C-Level is ready to flood Grounds with rock & more sound

C-Level in concert (Photo provided

By DAVID DUPONT

BG Independent News

In the 12 years that guitarist and vocalist Dave Deitke and bassist Coda Crose of C-Level have been playing together, they’ve hit all the usual spots – concerts and bars, including a few shows at Howard’s Club H.

And when guitarist and vocalist Dave Deitke was a student at Cleveland Sate, they would on occasion roll up on a cart into the quiet study room of the library and blast away on the song fittingly called “Buzzkill.”

So, jamming in the children’s corner of Grounds for Thought shouldn’t faze them.

The Cleveland-based rock ‘n’ roll and more trio will perform a free concert Sunday, July 23, at 6 p.m. at the coffeeshop at 174 S. Main St. in downtown BG as part of the series presented by Grounds and BG Independent News.

It was at those impromptu library lounge shows that drummer Pat Boland first encountered his future bandmates. He liked what he heard. He was playing in another band at the time, but occasionally would sub in with C-Level, a band that in the tradition of Spinal Tap was running through drummers.

Eventually, Boland said in a recent four-way phone interview, that he finally “weaseled his way” into the trio. Crose said he and Deitke felt the opposite: they had weaseled him out of the other band.

In any case it was a turning point for C-Level.

The band roots go back to 2011 to a bar in North Ridgeville where Crose’s mother worked. He was 12 and Deitke was 15. They played open mics. His parents were around but “we were certainly in the bar we weren’t supposed to be in, but we got the first exposure and that  gave us confidence moving forward.”

While they played covers of tunes by Jimi Hendrix, Stevie Ray Vaughn, and Black Sabbath, Deitke was already writing songs.

He was working through the usual teen emotions – who am I? what am I doing? Coming of age stuff.

Crose said people Deitke met would inspire his songs. 

Deitke described them as “storytelling songs, trying to empathize, trying to see through other people’s experience.”

“I loved them,” Crose said “That’s what made me want to play with Dave.”

He recalls hearing him play “Let It Feel,” which would end up on their first album. “That  song just blew me away.” he said. He decided that “I’ve got to hang out with this guy because he can really write a good song.”

The band produced their first album within a few years, but then the constant turnover in the drum chair kept them back.

The various drummers they used were good for certain styles, but none had the mastery of the range of grooves the two founders wanted to explore, Crose said.

Every time a new drummer came on, they had to teach them the tunes already on their setlists. That limited band in how much new material they could add.

That changed when Boland became the regular drummer around 2016. 
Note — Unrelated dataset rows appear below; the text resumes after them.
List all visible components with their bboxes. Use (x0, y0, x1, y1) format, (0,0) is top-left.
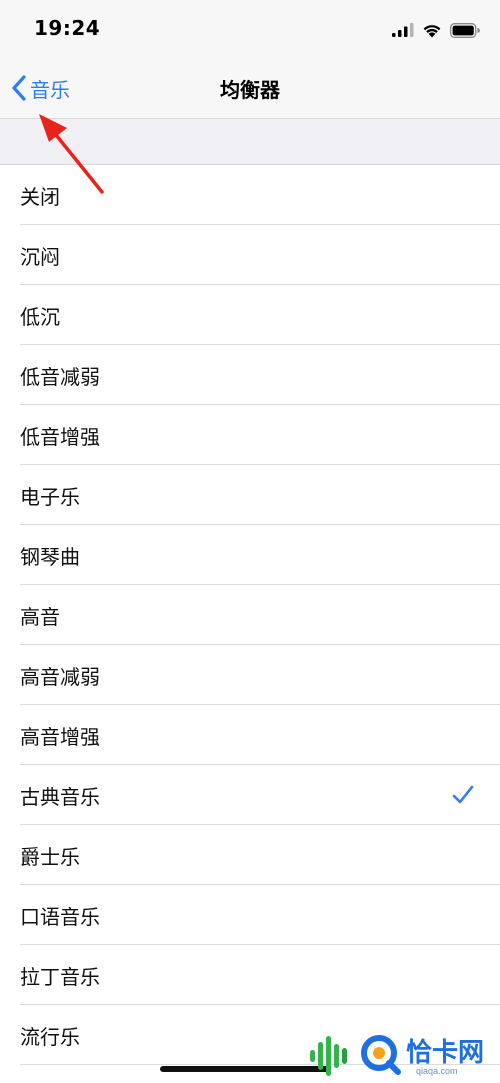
eq-option-row[interactable]: 低沉 (0, 285, 500, 345)
eq-option-label: 电子乐 (20, 484, 80, 509)
search-ring-logo-icon (361, 1035, 401, 1075)
eq-option-row[interactable]: 钢琴曲 (0, 525, 500, 585)
eq-option-row[interactable]: 沉闷 (0, 225, 500, 285)
eq-option-row[interactable]: 高音增强 (0, 705, 500, 765)
eq-option-label: 爵士乐 (20, 844, 80, 869)
eq-option-label: 拉丁音乐 (20, 964, 100, 989)
annotation-arrow-icon (39, 114, 104, 194)
cellular-signal-icon (392, 23, 414, 37)
eq-option-label: 古典音乐 (20, 784, 100, 809)
checkmark-icon (452, 785, 474, 804)
sound-wave-logo-icon (310, 1036, 347, 1076)
eq-option-row[interactable]: 电子乐 (0, 465, 500, 525)
eq-option-row[interactable]: 低音增强 (0, 405, 500, 465)
eq-option-label: 高音 (20, 604, 60, 629)
eq-option-row[interactable]: 高音 (0, 585, 500, 645)
eq-option-label: 钢琴曲 (20, 544, 80, 569)
watermark-text: 恰卡网 (406, 1038, 485, 1068)
eq-option-label: 口语音乐 (20, 904, 100, 929)
home-indicator[interactable] (160, 1066, 330, 1072)
equalizer-option-list: 关闭 沉闷 低沉 低音减弱 低音增强 电子乐 钢琴曲 高音 高音减弱 高音增强 古典音乐 爵士乐 口语音… (0, 165, 500, 1065)
eq-option-label: 低沉 (20, 304, 60, 329)
eq-option-row[interactable]: 低音减弱 (0, 345, 500, 405)
eq-option-label: 高音减弱 (20, 664, 100, 689)
eq-option-row[interactable]: 口语音乐 (0, 885, 500, 945)
wifi-icon (423, 24, 441, 37)
watermark-logo: 恰卡网 qiaqa.com (306, 1026, 500, 1083)
battery-icon (450, 22, 480, 38)
watermark-subtext: qiaqa.com (416, 1066, 458, 1076)
status-icons (392, 20, 480, 40)
eq-option-row[interactable]: 高音减弱 (0, 645, 500, 705)
eq-option-row[interactable]: 拉丁音乐 (0, 945, 500, 1005)
eq-option-label: 高音增强 (20, 724, 100, 749)
eq-option-label: 低音减弱 (20, 364, 100, 389)
eq-option-row[interactable]: 古典音乐 (0, 765, 500, 825)
status-time: 19:24 (34, 16, 101, 40)
equalizer-screen: 19:24 音乐 均衡器 关闭 沉闷 低沉 低音减弱 低音增强 电子乐 钢琴曲 … (0, 0, 500, 1083)
page-title: 均衡器 (220, 78, 280, 102)
eq-option-label: 沉闷 (20, 244, 60, 269)
eq-option-label: 低音增强 (20, 424, 100, 449)
eq-option-row[interactable]: 爵士乐 (0, 825, 500, 885)
status-bar: 19:24 (0, 0, 500, 58)
eq-option-label: 流行乐 (20, 1024, 80, 1049)
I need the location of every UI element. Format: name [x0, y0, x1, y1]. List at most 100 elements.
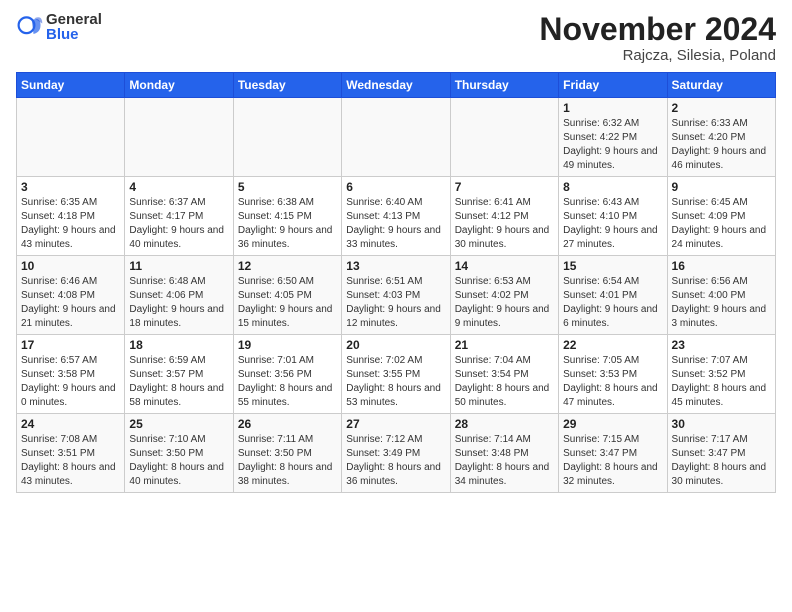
calendar-title: November 2024 [539, 12, 776, 47]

“Pat jumped right in,” Deitke said. For him it was easy, and C-Level’s sound, which is an amalgam of funk, punk, bluegrass, reggae, and rock, came to fruition. The band was able to start recording new material. They have a fifth album on the cusp of being released, and a sixth one already in the works.

Deitke is the songwriter for the trio. He writes the lyrics and creates the basic structure of the songs before bringing them “to the basement” where Crose and Boland find ways on polishing and expanding them. Sometimes they will decide that another instrument – a horn, keyboard, or percussion – is needed to flesh out the song, so they bring in the musicians into the studio to record..

And, Boland said, they may mean they can’t do justice to the music in live performance, so it gets left off the setlist.

Still, the trio has plenty of songs and styles to draw on, not to mention Deitk’s small arsenal of acoustic, electric ,and lap steel guitars. All have different tunings, so it saves time tuning between numbers.

C-Level closes every show with an early instrumental “Stomp.” Another fan favorite is “Cleanest Hands,” a blues shuffle.  “If we don ‘t play that one,” Deitke said, “people let us know.”